Legends of the Fall, a collection of three novellas, is perhaps Harrison’s most notable book. The title story became a hit movie, and a second one of the novellas was also filmed. Now, in his latest work, The River Swimmer (ISBN 978-0-8021-2073-1, 198 pages, $25), Harrison returns to this genre by giving us two novellas: “The Land of Unlikeness” and “The River Swimmer.”
The first tells the story of a 60-year-old art historian and teacher, Clive, who has returned to Michigan ostensibly to care for his ailing mother. Divorced, on the outs with his daughter, unhappy with his career and with life in general, Clive slowly discovers that returning to his boyhood home, immersing himself in the farm country in which he grew up, and encountering the old love of his high school years draw him back to his youth and his love of painting. This is the sweet, though not sentimental, story of a man who has the chance to regain a part of himself which he had thought forever lost. It also offers Harrison and the rest of us the opportunity to ponder the meaning of art and the artist in a commercial world.
The River Swimmer is also set in Michigan. Here we meet Thad, a young man who has become obsessed with swimming, particularly in rivers. Though the swimming seems an escape from the world — he takes to the water whenever trouble takes to him — in truth we see that Thad feels most alive when swimming. He has read a small library of books on the world’s rivers and hopes to write his own books on his love of water. Embroiled in a fight with his ex-girlfriend’s father, hounded by others to live a “normal life,” befriended by some strange “water babies” which he meets in a river, Thad, like Clive, is confused about his destiny and what he is do with his life. A horrible accident near the end of the story almost kills him, but also brings him into the current of his destiny.
In both novellas, as in several of his other works, particularly Legends of the Fall, Harrison explores the tension between the past and the present, between desire and duty, between the social life and solitude. Both Clive and Thad are caught up by their past, Clive by his visit home and the memories it evokes, Thad by the demands of the farm on which he has grown up. Both men, too, find themselves torn between their personal ambitions and the duties they owe to others. Clive gave up his art in part because of this conflict, and in the novella we see him finding his way back to painting. Thad’s dilemma is more immediate; the father of his new girlfriend is putting pressure on Thad to work for him, and his own family considers him a hopeless romantic in his love of the water.
In Thad and Clive, Harrison also considers, as he has done in other work and as, I suspect, he does in his personal life, the solitary life versus a more extraverted social and public life. In the end, both Clive and Thad choose to follow their “loves,” but they also recognize that some part of themselves and their past brings certain responsibilities for others.

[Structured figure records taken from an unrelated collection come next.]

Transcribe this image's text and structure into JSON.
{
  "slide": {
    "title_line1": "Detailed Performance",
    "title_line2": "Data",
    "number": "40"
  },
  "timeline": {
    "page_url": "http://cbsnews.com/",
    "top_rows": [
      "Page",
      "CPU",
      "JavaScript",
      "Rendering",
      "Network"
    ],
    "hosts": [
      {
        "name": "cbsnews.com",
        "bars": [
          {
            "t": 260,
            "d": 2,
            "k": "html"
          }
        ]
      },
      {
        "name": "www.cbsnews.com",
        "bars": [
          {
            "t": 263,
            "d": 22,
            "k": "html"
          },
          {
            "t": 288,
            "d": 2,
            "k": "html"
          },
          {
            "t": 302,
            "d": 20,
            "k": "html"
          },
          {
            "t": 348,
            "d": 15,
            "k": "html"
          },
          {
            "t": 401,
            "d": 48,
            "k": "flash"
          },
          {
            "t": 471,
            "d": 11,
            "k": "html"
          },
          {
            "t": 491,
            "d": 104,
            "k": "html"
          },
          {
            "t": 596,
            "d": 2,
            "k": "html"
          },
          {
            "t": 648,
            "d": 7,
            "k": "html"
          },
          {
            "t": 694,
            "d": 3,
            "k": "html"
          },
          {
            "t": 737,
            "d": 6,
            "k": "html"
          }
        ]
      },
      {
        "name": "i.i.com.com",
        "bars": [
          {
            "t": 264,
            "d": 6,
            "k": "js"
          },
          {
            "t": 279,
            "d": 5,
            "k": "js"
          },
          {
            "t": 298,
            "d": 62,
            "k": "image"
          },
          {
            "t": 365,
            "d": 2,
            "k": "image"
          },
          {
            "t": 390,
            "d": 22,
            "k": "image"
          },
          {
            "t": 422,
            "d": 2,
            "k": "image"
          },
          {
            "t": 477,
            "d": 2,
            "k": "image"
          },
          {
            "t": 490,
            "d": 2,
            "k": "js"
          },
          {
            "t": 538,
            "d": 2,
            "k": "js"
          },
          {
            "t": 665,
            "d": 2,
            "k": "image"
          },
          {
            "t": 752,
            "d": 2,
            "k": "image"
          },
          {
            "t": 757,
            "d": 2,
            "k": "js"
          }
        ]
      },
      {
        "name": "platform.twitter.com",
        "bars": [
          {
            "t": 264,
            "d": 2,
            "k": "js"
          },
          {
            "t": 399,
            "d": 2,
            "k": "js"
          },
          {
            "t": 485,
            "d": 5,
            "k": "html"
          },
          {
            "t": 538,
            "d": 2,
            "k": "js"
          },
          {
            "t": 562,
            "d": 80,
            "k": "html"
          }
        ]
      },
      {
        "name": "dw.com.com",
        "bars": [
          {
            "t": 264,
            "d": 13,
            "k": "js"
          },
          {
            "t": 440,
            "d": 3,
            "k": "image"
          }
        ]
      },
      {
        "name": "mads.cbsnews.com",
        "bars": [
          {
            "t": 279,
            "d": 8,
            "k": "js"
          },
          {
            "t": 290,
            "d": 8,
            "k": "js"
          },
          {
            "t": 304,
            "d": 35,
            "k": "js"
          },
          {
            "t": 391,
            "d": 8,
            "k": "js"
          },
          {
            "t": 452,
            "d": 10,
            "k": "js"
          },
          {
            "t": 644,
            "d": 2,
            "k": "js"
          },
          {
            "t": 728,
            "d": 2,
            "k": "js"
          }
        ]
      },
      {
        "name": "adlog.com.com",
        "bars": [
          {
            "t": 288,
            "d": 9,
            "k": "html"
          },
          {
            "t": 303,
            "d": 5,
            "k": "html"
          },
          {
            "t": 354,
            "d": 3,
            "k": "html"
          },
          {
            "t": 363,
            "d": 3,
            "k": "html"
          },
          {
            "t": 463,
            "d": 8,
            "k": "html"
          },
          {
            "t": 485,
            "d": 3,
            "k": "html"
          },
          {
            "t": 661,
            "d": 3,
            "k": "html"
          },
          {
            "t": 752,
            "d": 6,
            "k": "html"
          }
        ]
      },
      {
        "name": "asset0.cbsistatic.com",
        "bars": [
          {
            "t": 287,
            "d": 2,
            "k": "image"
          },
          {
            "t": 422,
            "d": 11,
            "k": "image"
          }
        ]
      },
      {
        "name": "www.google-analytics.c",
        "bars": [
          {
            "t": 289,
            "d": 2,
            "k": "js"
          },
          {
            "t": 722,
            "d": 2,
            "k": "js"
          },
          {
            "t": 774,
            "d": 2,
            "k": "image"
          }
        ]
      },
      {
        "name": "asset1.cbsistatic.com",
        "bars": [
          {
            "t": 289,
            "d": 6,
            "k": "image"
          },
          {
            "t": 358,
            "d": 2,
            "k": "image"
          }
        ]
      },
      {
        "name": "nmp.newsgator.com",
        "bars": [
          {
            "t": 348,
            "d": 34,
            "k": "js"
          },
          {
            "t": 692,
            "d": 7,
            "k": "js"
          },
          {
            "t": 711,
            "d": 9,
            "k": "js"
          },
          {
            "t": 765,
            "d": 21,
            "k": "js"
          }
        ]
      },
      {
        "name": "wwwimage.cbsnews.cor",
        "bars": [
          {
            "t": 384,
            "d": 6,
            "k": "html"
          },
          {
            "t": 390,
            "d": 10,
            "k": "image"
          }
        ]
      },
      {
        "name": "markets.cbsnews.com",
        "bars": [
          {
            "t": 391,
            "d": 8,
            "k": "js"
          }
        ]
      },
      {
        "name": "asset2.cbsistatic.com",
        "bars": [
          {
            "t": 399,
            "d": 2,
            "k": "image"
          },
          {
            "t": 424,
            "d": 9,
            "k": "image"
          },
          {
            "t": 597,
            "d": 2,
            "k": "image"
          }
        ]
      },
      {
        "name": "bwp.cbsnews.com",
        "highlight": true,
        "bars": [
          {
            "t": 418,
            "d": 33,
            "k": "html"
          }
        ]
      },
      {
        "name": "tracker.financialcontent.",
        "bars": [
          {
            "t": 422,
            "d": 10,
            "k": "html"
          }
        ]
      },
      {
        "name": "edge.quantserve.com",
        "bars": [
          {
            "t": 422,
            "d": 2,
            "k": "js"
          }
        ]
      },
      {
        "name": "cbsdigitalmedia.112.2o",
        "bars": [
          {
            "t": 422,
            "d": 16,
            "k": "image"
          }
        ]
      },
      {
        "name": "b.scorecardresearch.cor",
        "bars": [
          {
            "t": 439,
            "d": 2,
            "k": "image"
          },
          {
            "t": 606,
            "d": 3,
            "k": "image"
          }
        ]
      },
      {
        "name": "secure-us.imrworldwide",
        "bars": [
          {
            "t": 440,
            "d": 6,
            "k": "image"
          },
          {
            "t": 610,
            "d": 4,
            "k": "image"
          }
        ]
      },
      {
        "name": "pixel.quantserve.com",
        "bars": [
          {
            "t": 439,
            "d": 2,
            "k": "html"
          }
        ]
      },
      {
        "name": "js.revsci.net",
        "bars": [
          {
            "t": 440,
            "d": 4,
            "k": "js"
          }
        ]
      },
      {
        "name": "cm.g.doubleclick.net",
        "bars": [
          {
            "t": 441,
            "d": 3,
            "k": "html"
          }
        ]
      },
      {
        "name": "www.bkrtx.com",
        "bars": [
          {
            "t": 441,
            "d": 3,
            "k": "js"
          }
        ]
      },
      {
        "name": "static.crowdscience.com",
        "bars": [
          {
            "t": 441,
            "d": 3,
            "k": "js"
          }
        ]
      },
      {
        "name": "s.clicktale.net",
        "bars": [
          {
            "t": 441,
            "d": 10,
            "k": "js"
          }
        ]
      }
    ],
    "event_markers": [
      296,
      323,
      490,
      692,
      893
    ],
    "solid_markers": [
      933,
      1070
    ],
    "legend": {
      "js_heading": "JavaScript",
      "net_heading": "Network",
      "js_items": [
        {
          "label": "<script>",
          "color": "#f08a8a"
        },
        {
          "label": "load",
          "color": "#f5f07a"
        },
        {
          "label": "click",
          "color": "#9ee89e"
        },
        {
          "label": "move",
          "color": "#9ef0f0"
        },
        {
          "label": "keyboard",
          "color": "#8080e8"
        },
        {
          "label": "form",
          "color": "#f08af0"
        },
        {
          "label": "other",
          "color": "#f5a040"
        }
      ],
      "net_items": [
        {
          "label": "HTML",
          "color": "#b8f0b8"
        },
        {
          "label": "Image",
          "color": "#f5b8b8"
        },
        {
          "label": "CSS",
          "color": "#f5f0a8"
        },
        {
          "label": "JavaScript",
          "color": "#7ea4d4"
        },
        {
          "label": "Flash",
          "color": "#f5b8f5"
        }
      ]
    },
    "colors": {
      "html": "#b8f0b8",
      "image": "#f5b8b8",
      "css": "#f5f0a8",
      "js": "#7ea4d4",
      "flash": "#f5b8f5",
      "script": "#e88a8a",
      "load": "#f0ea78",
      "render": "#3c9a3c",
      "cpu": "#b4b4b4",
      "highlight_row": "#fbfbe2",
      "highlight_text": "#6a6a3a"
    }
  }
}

One fetching aspect of Harrison’s writing, found in every thing I’ve ever read by him, is his ability to cram all sorts of observations into a single paragraph without losing the coherence of the character making those observations. This talent is best illustrated by example. Here, for instance, is Clive on a camping trip with his daughter when he finally declares himself a painter again:
“What would become of him? But then the task of thinking about himself was tiring like trying to comprehend the chaos theory in Science Times. Behind Sabrina there was a shade of green on a moss-colored log he had never seen before. And on that first afternoon in Marquette there had been a splotch of sunlight far out on the dark stormy lake, golden light and furling white wave crests. Time was passing as his daughter read and scrambled eggs. He had had his dream of the world’s idea of success but it was surprisingly easy to give up for his first love.”
Here we have those qualities that make Harrison so valuable as a writer: impressionistic, commanding, filled with passion and thought. And like the best of writers, he creates a mirror of his prose and holds it up before us, letting us look at ourselves, at the choices we make, at the predicament and the beauty of our lives.
The River Swimmer by Jim Harrison. Grove Press, 2013. 240 pages.